Azerbaijan is a country that's not well known, but it has much to offer the adventurous traveller. From mud volcanoes to beautiful beaches, it's a truly unforgettable destination.
The capital, Baku, is a great place to base yourself and take day trips around the country. It's also the ideal base for exploring Gobustan, a UNESCO World Heritage Site where you can find petroglyphs and mud volcanoes.
Baku, the capital of Azerbaijan, is a mix of old and new. From the UNESCO World Heritage-listed walled city of Icheri Seher to a modern building craze that has seen skyscrapers rise like flame towers, Baku embraces its past while looking to the future.
One of the best ways to learn about the history of this incredible country is to visit the Heydar Aliyev Museum. This impressive museum is packed with exhibits that tell the story of the country's president.
2. Icheri Sheher
If you’re looking for a blend of old and new, Baku’s Icheri Sheher is the place to go. It’s the oldest part of the city and is surrounded by thick fortress walls, with one side opening up to the Caspian Sea.
The Old City is filled with cobblestone streets and ramparts adorned with ancient architecture, and it’s also home to several hotels, souvenir kiosks, and museums. Take a walk around to discover this UNESCO World Heritage Site and enjoy all of its beauty and rich Azerbaijani history.
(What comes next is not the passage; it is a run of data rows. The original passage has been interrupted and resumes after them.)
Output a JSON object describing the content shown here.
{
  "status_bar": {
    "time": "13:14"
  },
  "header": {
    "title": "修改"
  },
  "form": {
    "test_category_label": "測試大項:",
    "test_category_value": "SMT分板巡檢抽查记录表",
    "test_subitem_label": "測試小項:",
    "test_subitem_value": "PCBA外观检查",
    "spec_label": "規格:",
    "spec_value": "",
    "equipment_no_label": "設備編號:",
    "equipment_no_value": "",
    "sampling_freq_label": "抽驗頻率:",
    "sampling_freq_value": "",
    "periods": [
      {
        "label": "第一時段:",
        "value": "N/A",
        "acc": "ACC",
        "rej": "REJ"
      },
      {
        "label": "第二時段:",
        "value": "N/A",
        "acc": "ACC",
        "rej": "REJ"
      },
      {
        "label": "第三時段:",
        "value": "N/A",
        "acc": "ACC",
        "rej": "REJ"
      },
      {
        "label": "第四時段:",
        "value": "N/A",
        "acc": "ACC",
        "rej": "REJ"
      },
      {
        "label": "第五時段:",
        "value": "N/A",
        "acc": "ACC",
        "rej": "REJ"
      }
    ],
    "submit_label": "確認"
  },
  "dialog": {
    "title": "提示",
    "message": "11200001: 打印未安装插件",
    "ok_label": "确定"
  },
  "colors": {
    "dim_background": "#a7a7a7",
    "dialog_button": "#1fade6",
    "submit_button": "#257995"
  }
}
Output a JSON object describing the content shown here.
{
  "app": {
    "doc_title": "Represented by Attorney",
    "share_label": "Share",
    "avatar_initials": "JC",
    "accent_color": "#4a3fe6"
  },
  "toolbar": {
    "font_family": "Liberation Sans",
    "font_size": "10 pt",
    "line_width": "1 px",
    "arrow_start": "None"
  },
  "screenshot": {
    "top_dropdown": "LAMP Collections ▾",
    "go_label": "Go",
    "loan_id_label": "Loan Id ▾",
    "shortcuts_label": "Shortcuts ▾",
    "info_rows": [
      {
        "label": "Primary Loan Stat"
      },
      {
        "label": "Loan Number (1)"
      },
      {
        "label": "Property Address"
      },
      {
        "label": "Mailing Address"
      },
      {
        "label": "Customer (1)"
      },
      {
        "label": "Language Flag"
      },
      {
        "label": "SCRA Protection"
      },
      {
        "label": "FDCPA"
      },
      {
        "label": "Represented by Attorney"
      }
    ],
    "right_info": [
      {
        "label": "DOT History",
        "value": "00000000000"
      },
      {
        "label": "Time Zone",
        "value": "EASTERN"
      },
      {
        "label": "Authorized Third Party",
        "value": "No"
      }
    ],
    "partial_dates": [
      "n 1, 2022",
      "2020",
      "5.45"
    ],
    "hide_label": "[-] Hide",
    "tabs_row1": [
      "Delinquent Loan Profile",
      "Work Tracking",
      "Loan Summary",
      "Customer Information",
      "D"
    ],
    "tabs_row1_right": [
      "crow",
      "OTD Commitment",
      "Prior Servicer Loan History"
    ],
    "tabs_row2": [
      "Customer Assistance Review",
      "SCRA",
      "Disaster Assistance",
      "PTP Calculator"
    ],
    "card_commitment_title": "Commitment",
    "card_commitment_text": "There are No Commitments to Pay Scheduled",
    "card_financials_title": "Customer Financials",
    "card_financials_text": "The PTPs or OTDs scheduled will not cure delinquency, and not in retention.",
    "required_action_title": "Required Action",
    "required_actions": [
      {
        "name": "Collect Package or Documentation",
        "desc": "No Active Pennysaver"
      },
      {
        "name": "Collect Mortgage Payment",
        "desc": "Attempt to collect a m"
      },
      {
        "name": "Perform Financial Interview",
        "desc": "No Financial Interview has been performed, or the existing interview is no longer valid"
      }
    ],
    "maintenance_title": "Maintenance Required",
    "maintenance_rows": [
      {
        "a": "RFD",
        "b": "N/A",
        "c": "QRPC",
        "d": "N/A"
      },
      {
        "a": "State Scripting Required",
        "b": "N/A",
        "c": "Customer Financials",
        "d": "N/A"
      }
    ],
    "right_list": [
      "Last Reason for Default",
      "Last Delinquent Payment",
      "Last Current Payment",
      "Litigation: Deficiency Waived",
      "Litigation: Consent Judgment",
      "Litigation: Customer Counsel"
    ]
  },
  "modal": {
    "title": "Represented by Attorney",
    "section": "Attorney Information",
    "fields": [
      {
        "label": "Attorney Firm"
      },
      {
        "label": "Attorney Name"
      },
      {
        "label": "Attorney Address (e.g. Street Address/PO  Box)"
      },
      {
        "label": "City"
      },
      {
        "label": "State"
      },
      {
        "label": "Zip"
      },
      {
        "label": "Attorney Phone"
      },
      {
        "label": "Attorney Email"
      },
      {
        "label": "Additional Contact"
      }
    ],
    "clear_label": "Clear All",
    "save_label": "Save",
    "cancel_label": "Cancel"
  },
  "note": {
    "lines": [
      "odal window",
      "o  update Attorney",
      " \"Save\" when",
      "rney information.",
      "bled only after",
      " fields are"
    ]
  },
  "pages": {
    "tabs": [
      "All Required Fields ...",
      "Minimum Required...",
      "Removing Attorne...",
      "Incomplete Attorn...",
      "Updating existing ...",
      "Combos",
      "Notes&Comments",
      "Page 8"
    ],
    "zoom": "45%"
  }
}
The Tower of the Maiden is another popular destination within Icheri Sheher, and it’s one of the most iconic symbols of Baku. Inside, you’ll find engaging historical exhibitions that will give you an insight into the history of this city.
3. Lake Aggol
Located in western-central Azerbaijan near the town of Agjabadi, this vast lake is surrounded by steppe and semi-desert. It formed as a result of flooding of the Kura and Araz rivers and is a haven for birds all year round.
It is home to over 140 bird species and was included on the Ramsar List of the Convention on Wetlands of International Importance in 2001. Besides birds, you can also spot gazelles, wolves, foxes, wild boar, snakes and turtles here.
Despite a number of challenges, Azerbaijan is making great strides in biodiversity conservation. However, it is a challenging task due to factors such as a highly centralized government, poor infrastructure and a pervasive culture of corruption.
4. Alinja Castle
Azerbaijan, known as the Land of Fire, sits between Europe and Asia, offering travelers a mix of UNESCO-recognized historical appeal, natural beauty in spades and a dazzlingly modern capital.
The Autonomous Republic of Nakhchivan (Julfa) is home to Alinja Castle, atop the mountain whose name translates to “plain land” and is a stunning example of castle architecture. The castle walls rise row after row along the slope, enclosing the top with residential and other buildings.
The medieval ruins of Alinja Castle are a great place to take in the natural surroundings and explore its history. It’s a must-visit for anyone who loves the thrill of exploring a historic structure.
5. Ashab-I Kehf Cave
One of the most charming retreats to the east of Nakhchivan City is Ashabi-Kahf Cave (meaning “Cave Masters”), a shrine with an ancient legend attached to it. It’s a sacred place that attracts tens of thousands of visitors each year.
This pilgrimage site is deeply rooted in Korani Kerim, a holy text that tells of seven young people who had escaped from their community and stayed in this cave. They were Tamlikha, Barnush, Sarnush, Maksilma, Maslina, Sazanush, and Kaftantush, and their devoted dog Gitmir.
6. Bibi-Heybat Mosque
The Bibi-Heybat Mosque is a beautiful Islamic mosque in Baku. It was built in the 13th century and has two minarets and three domes.
The mosque is a significant part of the city’s history. It was destroyed by the Bolsheviks in 1936, but was restored years later.
Today, the Bibi-Heybat Mosque is one of the most important mosques in Azerbaijan. It features a blend of Islamic and Shirvan style architecture.
The mosque is also famous for its tomb of Ukeyma Khanum, a descendant of Prophet Muhammad. This place of worship is believed to bring fertility to infertile women who come here and pray.
7. Yanar Dag
If you're a fan of nature, this is one sight you don't want to miss. Located in the mountains near Baku, Yanar Dag (literally 'burning mountain') is home to a natural gas fire that burns continuously for over 2000 years.
The phenomenon is unique in the world. It is a testament to the enormous natural gas reserves that exist beneath Azerbaijan's soil.
It was first mentioned by world traveller Marco Polo in the 13th century and is one of the most famous natural fires in the region. It is a stunning sight to behold, especially at night when the flames reach up to 10 metres into the sky.